Marxie said:
Lord Garnaat said:
Hopefully we get to see more of Kuvira. You've got to love a villain that is (almost) completely right (almost) all the time.
If we ever see her again - she will be reduced to her Freudian Excuse. I guarantee it.
Urgh, I sure hope not. Kuvira is one of my favorite villains period due in no small part to her being very sympathetic and justified in her actions (up to a point). For the first five or six episodes of Season 4, I was completely on Team Kuvira, mainly because - and let's all be honest here - she did
nothing wrong. It honestly baffled me that Opal and Su-completely-useless-aging-hippy-moron-Yin Beifong were calling her some evil tyrant when all she had been doing was legally reunifying a nation broken into anarchy, where bandits were preying on the weak, by demanding that separatist states rejoin their lawful ruler.

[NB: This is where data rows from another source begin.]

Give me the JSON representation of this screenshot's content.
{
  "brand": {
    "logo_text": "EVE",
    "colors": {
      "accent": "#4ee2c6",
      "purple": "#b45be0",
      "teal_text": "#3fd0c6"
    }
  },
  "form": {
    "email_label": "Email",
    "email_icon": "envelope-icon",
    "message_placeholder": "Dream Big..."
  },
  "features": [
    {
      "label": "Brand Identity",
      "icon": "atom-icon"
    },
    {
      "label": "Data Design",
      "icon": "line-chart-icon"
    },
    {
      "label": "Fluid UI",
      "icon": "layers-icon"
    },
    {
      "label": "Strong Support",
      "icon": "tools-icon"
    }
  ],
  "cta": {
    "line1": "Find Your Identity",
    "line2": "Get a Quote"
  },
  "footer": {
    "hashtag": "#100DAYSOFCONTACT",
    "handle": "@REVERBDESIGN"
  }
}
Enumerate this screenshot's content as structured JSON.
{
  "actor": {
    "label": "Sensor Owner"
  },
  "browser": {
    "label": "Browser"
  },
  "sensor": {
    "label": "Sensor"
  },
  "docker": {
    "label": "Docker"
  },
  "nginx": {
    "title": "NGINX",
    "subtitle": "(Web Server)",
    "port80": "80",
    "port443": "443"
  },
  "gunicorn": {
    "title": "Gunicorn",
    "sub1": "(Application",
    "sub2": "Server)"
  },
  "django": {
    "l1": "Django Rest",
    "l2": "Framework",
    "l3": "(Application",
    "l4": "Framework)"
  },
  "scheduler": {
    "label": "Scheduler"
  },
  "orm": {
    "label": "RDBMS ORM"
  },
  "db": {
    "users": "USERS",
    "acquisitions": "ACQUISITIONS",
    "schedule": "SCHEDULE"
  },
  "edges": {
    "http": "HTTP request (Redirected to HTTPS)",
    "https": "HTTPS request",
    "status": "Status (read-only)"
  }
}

You're angry that big bad Kuvira has the combined weight of an entire country bearing down on Zaofu? Well, maybe you should ask
why millions of Earth Kingdom citizens follow her and no one else. Might it possibly have something to do with you sitting back in your fancy city, sipping tea and doing nothing while your country fell apart, while she stepped up and fixed the problem? So far as I'm concerned, the Earth Kingdom was in such bad shape after misrule and chaos that a strong, centralized government was necessary to keep the peace and bring it back to order,
especially since the Avatar was MIA. I would have preferred that she allowed Wu to be the figurehead monarch for the sake of international relations, but honestly her seizing power didn't bother me that much. Not to mention that she manages to be more honorable than some of the protagonists, who insist on trying to assassinate her during a peaceful truce and then attacking her during a one-on-one duel.
So yeah, I was basically rooting for Kuvira the whole time... well, until the writers got lazy and threw out the word "re-education camp." I still think it's a shame that they resorted to such a cop-out to make her seem more villainous - presumably they figured out that she was a little to easy to side with.
Maybe if the creators of this new comic series can tear themselves away from their 5-star, cruise liner ship they can address the idea that perhaps Kuvira's actions were necessary after all, seeing that this new political arrangement of independent Earth states sounds like its going to be a complete poop-show. Though I really doubt it.
A man can dream though... a man can dream.